A bond only we know about. Only we'd know what it felt like because it only exists with us. It can't be replicated because only we can create it. A bond like God. Even if you never saw it you still believe it. We could be apart forever and itd still be so real.
... But we'd never have to be. Because we'd both chose each other every day over anything. And it would be overwhelmingly visible to everyone else. Like Energy/Vibe PDA.

HopelessRomanticColdBitch


3/12/15 9:20am

...actually it was a clusterfuck of weird dreams last night.

3/12/15 9:18 am

Weird dreams about Beethoven.

Tuesday, March 10, 2015

3/11/15 2:45am

The most tragic part is that Marley-Ila won't exist if I can't trust anyone.

3/11/15 1:48 am

My view of the world is subtlety but drastically changing.

Monday, March 9, 2015

3/9/15 2pm

If I have cash and I see someone who is IN NEED and not just NEEDY, I will give.

Sunday, March 8, 2015

3/8/15 2:55pm

How come people compliment me and then say "God bless you" ?
Wouldn't it be more useful to go around asking God to bless the ugly and unfortunate?

Friday, March 6, 2015

3/7/15 12:18am

Cautiously optimistic, tho I feel I shouldn't be.

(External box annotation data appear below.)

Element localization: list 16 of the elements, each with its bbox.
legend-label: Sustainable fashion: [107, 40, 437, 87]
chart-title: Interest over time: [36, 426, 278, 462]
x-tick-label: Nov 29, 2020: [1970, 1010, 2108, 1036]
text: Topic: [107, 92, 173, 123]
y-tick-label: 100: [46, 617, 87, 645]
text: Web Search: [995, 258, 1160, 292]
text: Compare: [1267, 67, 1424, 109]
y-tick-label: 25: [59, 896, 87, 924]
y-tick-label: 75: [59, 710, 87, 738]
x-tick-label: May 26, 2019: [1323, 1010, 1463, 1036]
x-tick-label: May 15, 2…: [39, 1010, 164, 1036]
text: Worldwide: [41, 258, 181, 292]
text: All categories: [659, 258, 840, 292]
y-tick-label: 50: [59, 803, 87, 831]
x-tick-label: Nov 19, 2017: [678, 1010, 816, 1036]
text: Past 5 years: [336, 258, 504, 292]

V, if and when this does not work out. Don't be sad. Don't cry. Know that you are smart and aware.

Wednesday, March 4, 2015

Tuesday, March 3, 2015

3/3/15 10:41pm

safe and warm inside myself.

3/3/15 10:36pm

Guess I needed you enough not to notice 
Guess I wanted you enough to lie
You wear so many faces
I shoulda known
But that sure was a beautiful disguise  


Sunday, March 1, 2015

3/1/15 7:05pm

My jewelry is definitely a reflection of me; which may be why I have difficulty making delicate pieces.

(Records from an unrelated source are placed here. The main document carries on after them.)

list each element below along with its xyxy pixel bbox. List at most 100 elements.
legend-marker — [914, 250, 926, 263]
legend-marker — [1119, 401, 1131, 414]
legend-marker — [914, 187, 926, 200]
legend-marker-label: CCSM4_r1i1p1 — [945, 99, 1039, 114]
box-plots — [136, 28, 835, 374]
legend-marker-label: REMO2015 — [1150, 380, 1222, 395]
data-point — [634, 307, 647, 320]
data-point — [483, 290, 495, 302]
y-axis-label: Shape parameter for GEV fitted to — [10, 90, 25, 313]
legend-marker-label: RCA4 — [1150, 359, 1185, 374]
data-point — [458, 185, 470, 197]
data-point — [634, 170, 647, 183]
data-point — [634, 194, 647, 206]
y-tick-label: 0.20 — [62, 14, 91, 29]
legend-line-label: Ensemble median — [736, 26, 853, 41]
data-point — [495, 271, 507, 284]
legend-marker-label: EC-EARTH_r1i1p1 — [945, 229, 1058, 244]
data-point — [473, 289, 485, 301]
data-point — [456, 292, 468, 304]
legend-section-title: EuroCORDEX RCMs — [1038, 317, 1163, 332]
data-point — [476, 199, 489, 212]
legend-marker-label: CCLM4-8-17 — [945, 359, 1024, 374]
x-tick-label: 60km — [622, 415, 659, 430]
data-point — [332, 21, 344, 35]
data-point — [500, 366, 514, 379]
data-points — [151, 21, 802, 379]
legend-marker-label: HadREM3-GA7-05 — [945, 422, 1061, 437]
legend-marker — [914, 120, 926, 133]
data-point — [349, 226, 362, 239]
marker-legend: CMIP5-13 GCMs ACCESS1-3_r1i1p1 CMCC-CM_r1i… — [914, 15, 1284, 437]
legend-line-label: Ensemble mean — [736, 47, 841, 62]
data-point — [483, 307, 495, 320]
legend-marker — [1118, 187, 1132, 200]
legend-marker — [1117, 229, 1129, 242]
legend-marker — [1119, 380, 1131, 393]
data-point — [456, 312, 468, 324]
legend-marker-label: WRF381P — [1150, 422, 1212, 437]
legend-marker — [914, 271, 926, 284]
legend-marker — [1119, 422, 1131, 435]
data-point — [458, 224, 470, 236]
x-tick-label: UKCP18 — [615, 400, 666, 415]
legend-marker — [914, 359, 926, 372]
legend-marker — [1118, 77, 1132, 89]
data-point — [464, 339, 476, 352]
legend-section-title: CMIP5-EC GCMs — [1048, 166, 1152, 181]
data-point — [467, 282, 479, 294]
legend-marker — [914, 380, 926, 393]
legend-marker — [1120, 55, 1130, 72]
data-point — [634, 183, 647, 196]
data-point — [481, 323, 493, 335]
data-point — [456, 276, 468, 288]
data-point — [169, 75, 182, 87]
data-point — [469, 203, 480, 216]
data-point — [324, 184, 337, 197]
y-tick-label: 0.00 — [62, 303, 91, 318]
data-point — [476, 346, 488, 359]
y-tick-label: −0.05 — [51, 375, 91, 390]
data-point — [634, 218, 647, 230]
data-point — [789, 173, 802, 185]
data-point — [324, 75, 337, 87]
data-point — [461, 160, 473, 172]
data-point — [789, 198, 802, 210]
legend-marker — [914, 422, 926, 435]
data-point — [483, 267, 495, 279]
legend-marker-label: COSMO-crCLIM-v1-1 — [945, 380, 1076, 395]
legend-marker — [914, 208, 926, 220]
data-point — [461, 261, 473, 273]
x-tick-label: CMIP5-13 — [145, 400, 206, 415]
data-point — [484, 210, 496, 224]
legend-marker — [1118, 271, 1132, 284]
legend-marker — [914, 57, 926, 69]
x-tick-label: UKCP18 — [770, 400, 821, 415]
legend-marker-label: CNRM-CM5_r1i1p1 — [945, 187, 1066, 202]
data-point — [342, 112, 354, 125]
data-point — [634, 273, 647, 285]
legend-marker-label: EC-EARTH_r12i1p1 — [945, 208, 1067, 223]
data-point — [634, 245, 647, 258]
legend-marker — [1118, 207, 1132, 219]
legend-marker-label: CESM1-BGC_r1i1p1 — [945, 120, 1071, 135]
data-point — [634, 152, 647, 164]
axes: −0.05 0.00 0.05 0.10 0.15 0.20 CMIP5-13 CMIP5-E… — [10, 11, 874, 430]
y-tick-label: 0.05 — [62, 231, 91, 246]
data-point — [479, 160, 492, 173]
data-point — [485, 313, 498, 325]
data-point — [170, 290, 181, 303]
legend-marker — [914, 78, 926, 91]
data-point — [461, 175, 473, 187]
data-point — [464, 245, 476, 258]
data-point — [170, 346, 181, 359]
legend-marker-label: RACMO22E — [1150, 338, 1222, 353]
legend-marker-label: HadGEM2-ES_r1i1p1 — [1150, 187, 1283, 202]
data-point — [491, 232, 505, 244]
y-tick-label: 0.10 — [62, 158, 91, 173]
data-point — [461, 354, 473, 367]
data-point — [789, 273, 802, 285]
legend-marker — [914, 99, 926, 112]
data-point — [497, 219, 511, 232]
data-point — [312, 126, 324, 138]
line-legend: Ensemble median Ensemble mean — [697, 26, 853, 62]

I hope that's the correct use of a semicolon.

3/1/15 7:04pm

Maybe I have always been resilient.

Friday, February 27, 2015

2/27/15 11:27 pm

It's only taken being in love twice (in my adult life) to realize that it's not for me.

Sunday, February 22, 2015

Thursday, February 19, 2015

Tuesday, February 10, 2015

2/10/15 8:04pm

One day when my husband and I have our beautiful Marley-Ila, I will remember today and appreciate even more how much of a blessing she is. He will probably never know about today because (hopefully) it will be a blip of an insignificant memory that has only this time consuming, inconvenient, short term affect on my future.  Or maybe I will just tell him in passing one day and we will laugh about my overreactions and dramatics. No matter, I will always remember how I felt today and how certain I am about my desire for her existence.  

Friday, January 23, 2015

4:06 pm 1/23/15

The fact that I probably have a cavity right now is proof that life is not fair.

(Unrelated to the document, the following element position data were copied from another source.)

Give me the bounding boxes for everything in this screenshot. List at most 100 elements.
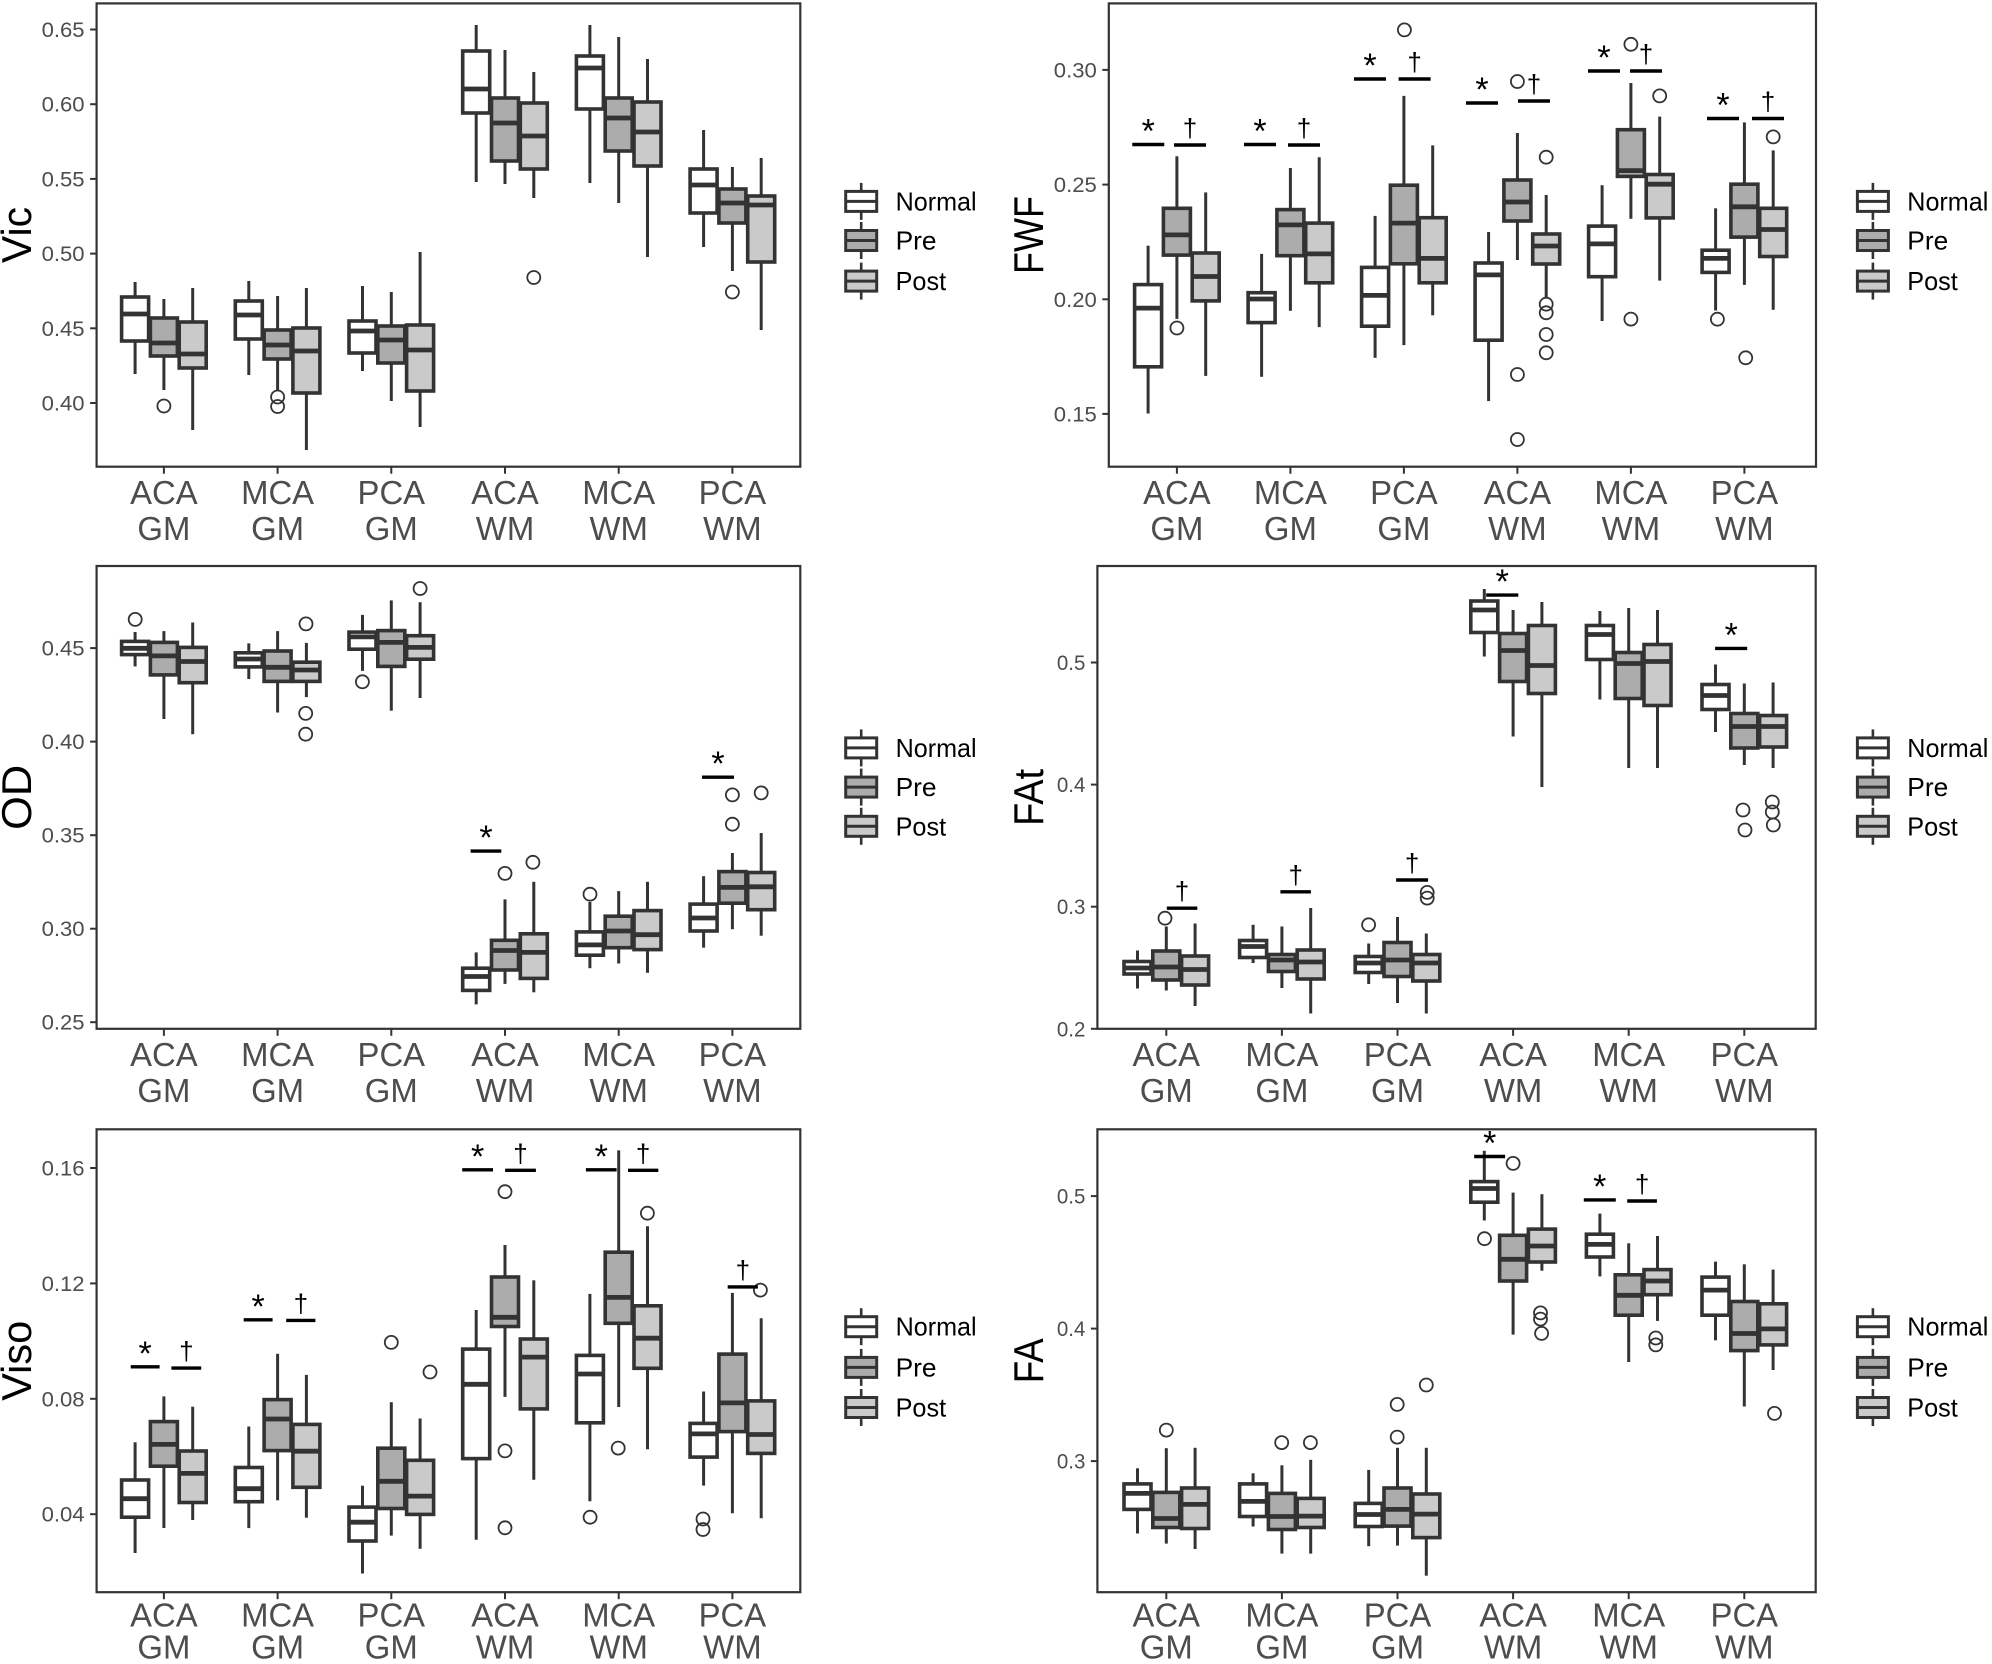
svg-text:GM: GM (137, 1072, 190, 1109)
svg-text:PCA: PCA (1364, 1036, 1432, 1073)
svg-text:GM: GM (1140, 1629, 1193, 1664)
svg-text:GM: GM (1371, 1072, 1424, 1109)
svg-text:0.60: 0.60 (42, 94, 85, 117)
svg-text:Normal: Normal (896, 733, 977, 763)
svg-text:WM: WM (1599, 1629, 1658, 1664)
svg-text:WM: WM (1715, 510, 1774, 547)
svg-text:*: * (711, 745, 724, 783)
svg-text:Normal: Normal (896, 1312, 977, 1342)
svg-text:ACA: ACA (1143, 474, 1211, 511)
svg-text:WM: WM (703, 510, 762, 547)
svg-text:*: * (1725, 616, 1738, 654)
svg-text:PCA: PCA (358, 1597, 426, 1634)
svg-text:PCA: PCA (1711, 474, 1779, 511)
svg-text:MCA: MCA (1245, 1036, 1318, 1073)
svg-text:*: * (1593, 1168, 1606, 1206)
svg-text:0.65: 0.65 (42, 19, 85, 42)
svg-text:PCA: PCA (699, 1036, 767, 1073)
svg-text:WM: WM (589, 1072, 648, 1109)
svg-text:WM: WM (1484, 1629, 1543, 1664)
svg-text:MCA: MCA (1254, 474, 1327, 511)
svg-text:Post: Post (896, 1393, 947, 1423)
svg-text:†: † (1639, 39, 1653, 69)
svg-text:GM: GM (1377, 510, 1430, 547)
svg-text:0.4: 0.4 (1057, 1318, 1086, 1341)
svg-text:ACA: ACA (130, 1036, 198, 1073)
svg-text:*: * (1496, 563, 1509, 601)
svg-text:†: † (513, 1138, 527, 1168)
svg-text:ACA: ACA (471, 1036, 539, 1073)
svg-text:†: † (636, 1138, 650, 1168)
svg-text:Pre: Pre (1907, 226, 1948, 256)
svg-text:Pre: Pre (896, 226, 937, 256)
svg-text:0.5: 0.5 (1057, 1186, 1086, 1209)
svg-text:WM: WM (703, 1072, 762, 1109)
svg-text:*: * (251, 1288, 264, 1326)
svg-text:PCA: PCA (1711, 1597, 1779, 1634)
svg-text:GM: GM (251, 510, 304, 547)
svg-text:Post: Post (1907, 811, 1958, 841)
svg-text:0.4: 0.4 (1057, 774, 1086, 797)
svg-text:†: † (1635, 1169, 1649, 1199)
svg-text:PCA: PCA (358, 474, 426, 511)
svg-text:MCA: MCA (582, 1036, 655, 1073)
svg-text:Pre: Pre (896, 772, 937, 802)
svg-text:†: † (179, 1336, 193, 1366)
svg-text:GM: GM (1255, 1629, 1308, 1664)
svg-text:MCA: MCA (1592, 1597, 1665, 1634)
svg-text:0.55: 0.55 (42, 168, 85, 191)
svg-text:†: † (1407, 47, 1421, 77)
svg-text:†: † (294, 1288, 308, 1318)
svg-text:WM: WM (1715, 1072, 1774, 1109)
svg-text:ACA: ACA (1479, 1597, 1547, 1634)
svg-text:GM: GM (137, 1629, 190, 1664)
svg-text:GM: GM (365, 1072, 418, 1109)
svg-text:PCA: PCA (358, 1036, 426, 1073)
svg-text:0.40: 0.40 (42, 731, 85, 754)
svg-text:0.35: 0.35 (42, 825, 85, 848)
svg-text:GM: GM (251, 1072, 304, 1109)
svg-text:*: * (1716, 87, 1729, 125)
svg-text:GM: GM (365, 1629, 418, 1664)
svg-text:MCA: MCA (582, 1597, 655, 1634)
svg-text:0.15: 0.15 (1054, 403, 1097, 426)
svg-text:Normal: Normal (1907, 733, 1988, 763)
svg-text:WM: WM (1715, 1629, 1774, 1664)
svg-text:Normal: Normal (1907, 186, 1988, 216)
svg-text:0.20: 0.20 (1054, 289, 1097, 312)
svg-text:0.12: 0.12 (42, 1273, 85, 1296)
svg-text:ACA: ACA (471, 474, 539, 511)
svg-text:WM: WM (589, 1629, 648, 1664)
svg-text:0.25: 0.25 (42, 1012, 85, 1035)
svg-text:*: * (1597, 39, 1610, 77)
svg-text:WM: WM (1484, 1072, 1543, 1109)
svg-text:ACA: ACA (1479, 1036, 1547, 1073)
svg-text:PCA: PCA (699, 474, 767, 511)
svg-text:ACA: ACA (1484, 474, 1552, 511)
svg-text:MCA: MCA (582, 474, 655, 511)
svg-text:PCA: PCA (1711, 1036, 1779, 1073)
svg-text:0.16: 0.16 (42, 1158, 85, 1181)
svg-text:*: * (595, 1138, 608, 1176)
svg-text:*: * (1253, 113, 1266, 151)
svg-text:MCA: MCA (241, 1036, 314, 1073)
svg-text:Normal: Normal (896, 186, 977, 216)
svg-text:*: * (1363, 47, 1376, 85)
svg-text:†: † (1527, 69, 1541, 99)
svg-text:WM: WM (476, 1629, 535, 1664)
svg-text:WM: WM (476, 1072, 535, 1109)
svg-text:MCA: MCA (241, 1597, 314, 1634)
svg-text:†: † (1175, 876, 1189, 906)
svg-text:†: † (1297, 113, 1311, 143)
svg-text:Viso: Viso (0, 1321, 40, 1401)
svg-text:FWF: FWF (1005, 196, 1052, 274)
svg-text:GM: GM (1371, 1629, 1424, 1664)
svg-text:WM: WM (703, 1629, 762, 1664)
svg-text:MCA: MCA (1594, 474, 1667, 511)
svg-text:†: † (1405, 848, 1419, 878)
svg-text:0.08: 0.08 (42, 1388, 85, 1411)
svg-text:GM: GM (251, 1629, 304, 1664)
svg-text:WM: WM (1488, 510, 1547, 547)
svg-text:0.3: 0.3 (1057, 1451, 1086, 1474)
svg-text:ACA: ACA (471, 1597, 539, 1634)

Wednesday, January 21, 2015

11:31 pm. 1/21/15

Whenever I'm stressed I try to remember that time resolves everything.

Sunday, January 18, 2015

3:20pm 1/18/15

i can't wait for rainy days like this with my husband, we'll cuddle up next to the fire place and have movie marathons.

Friday, January 16, 2015

1/16/15 7:32 pm

Blueberries are ok when they are covered by the blood orange passion fruit sorbet at cafeteria


Blueberries are ok in disguise.

Thursday, January 15, 2015

1/16/15 1:35 am

I will see you through every horror life has to offer you. Have courage and be kind.